If a toilet rocks a little it can end up causing a huge, expensive mess. I definitely see loose ones and the damage they have caused as a home inspector. CAREFULLY tighten those two nuts to the floor so the toilet doesn’t rock at all. Sometimes you might need to add plastic wedges (shims from the hardware store) to fix this. If you crank it too tight against the floor, the porcelain toilet will BREAK (been there, done that). Now you’ll need to go to the store and get a new toilet. Toilets traditionally used a “wax ring” underneath them but now there are much better options for the connections under the toilet. Surprise… most of the newer type don’t cost much, if even more than a decent quality wax ring. If the toilet isn’t loose, rocking or leaking, don’t mess with it!

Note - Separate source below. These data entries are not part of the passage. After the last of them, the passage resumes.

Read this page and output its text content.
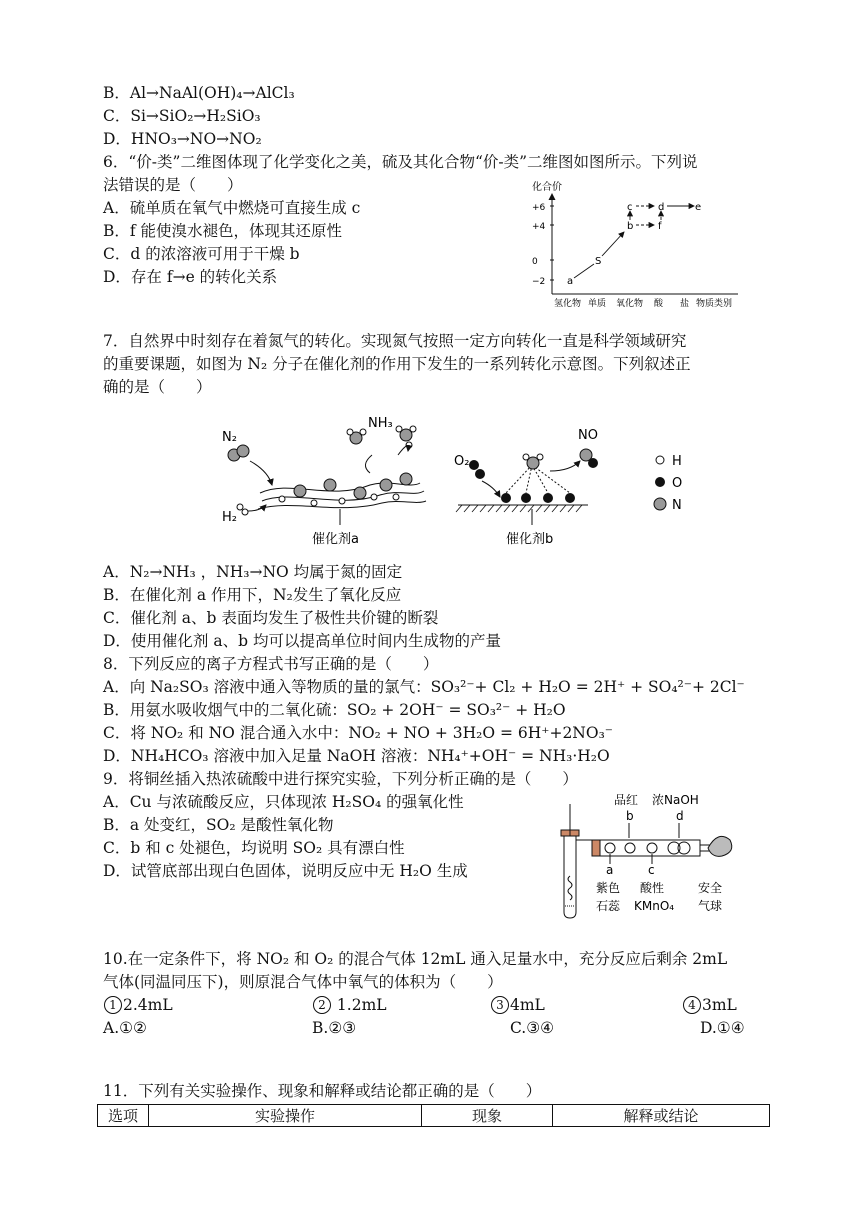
B．Al→NaAl(OH)₄→AlCl₃
C．Si→SiO₂→H₂SiO₃
D．HNO₃→NO→NO₂
6．“价-类”二维图体现了化学变化之美，硫及其化合物“价-类”二维图如图所示。下列说
法错误的是（　　）
A．硫单质在氧气中燃烧可直接生成 c
B．f 能使溴水褪色，体现其还原性
C．d 的浓溶液可用于干燥 b
D．存在 f→e 的转化关系
化合价
+6
+4
0
−2
氢化物 单质 氧化物 酸 盐 物质类别
a
S
b
c	d
f
e
7．自然界中时刻存在着氮气的转化。实现氮气按照一定方向转化一直是科学领域研究
的重要课题，如图为 N₂ 分子在催化剂的作用下发生的一系列转化示意图。下列叙述正
确的是（　　）
N₂
NH₃
H₂
催化剂a
O₂
NO
催化剂b
H
O
N
A．N₂→NH₃ ，NH₃→NO 均属于氮的固定
B．在催化剂 a 作用下，N₂发生了氧化反应
C．催化剂 a、b 表面均发生了极性共价键的断裂
D．使用催化剂 a、b 均可以提高单位时间内生成物的产量
8．下列反应的离子方程式书写正确的是（　　）
A．向 Na₂SO₃ 溶液中通入等物质的量的氯气：SO₃²⁻+ Cl₂ + H₂O = 2H⁺ + SO₄²⁻+ 2Cl⁻
B．用氨水吸收烟气中的二氧化硫：SO₂ + 2OH⁻ = SO₃²⁻ + H₂O
C．将 NO₂ 和 NO 混合通入水中：NO₂ + NO + 3H₂O = 6H⁺+2NO₃⁻
D．NH₄HCO₃ 溶液中加入足量 NaOH 溶液：NH₄⁺+OH⁻ = NH₃·H₂O
9．将铜丝插入热浓硫酸中进行探究实验，下列分析正确的是（　　）
A．Cu 与浓硫酸反应，只体现浓 H₂SO₄ 的强氧化性
B．a 处变红，SO₂ 是酸性氧化物
C．b 和 c 处褪色，均说明 SO₂ 具有漂白性
D．试管底部出现白色固体，说明反应中无 H₂O 生成
品红 浓NaOH
b	d
a	c
紫色 酸性	安全
石蕊 KMnO₄ 气球
10.在一定条件下，将 NO₂ 和 O₂ 的混合气体 12mL 通入足量水中，充分反应后剩余 2mL
气体(同温同压下)，则原混合气体中氧气的体积为（　　）
1 2.4mL	2 1.2mL	3 4mL	4 3mL
A.①②	B.②③	C.③④	D.①④
11．下列有关实验操作、现象和解释或结论都正确的是（　　）
选项	实验操作	现象	解释或结论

Look closely at EVERY flexible water line in your home. This would include connections to any of your sink faucets, toilets, ice maker, dishwasher and washing machine (and some dryers). You don’t want to find bulges in the hoses or any sharp bends.  It is alarming when you wake up in the morning or come home and find hundreds of gallons of water has leaked into your home. Nothing lasts forever. 

Drain water heater sediment from the water heater tank into a floor drain. I connect a garden hose, turn on the faucet at the bottom of the water heater and open it all the way until it runs clear – about one to two minutes a couple times a year. I thought when Lake Michigan water started coming out of our faucets in Brookdale about thirty years ago, I wouldn’t have to do this anymore but there is still a benefit. 

Make repairs to nuisance items such as a leaky faucet, a toilet that refills itself when no one has used it, cupboards with doors out of alignment or that do not close well, etc.

Again, this is a list of things over a period of weeks, not in a weekend.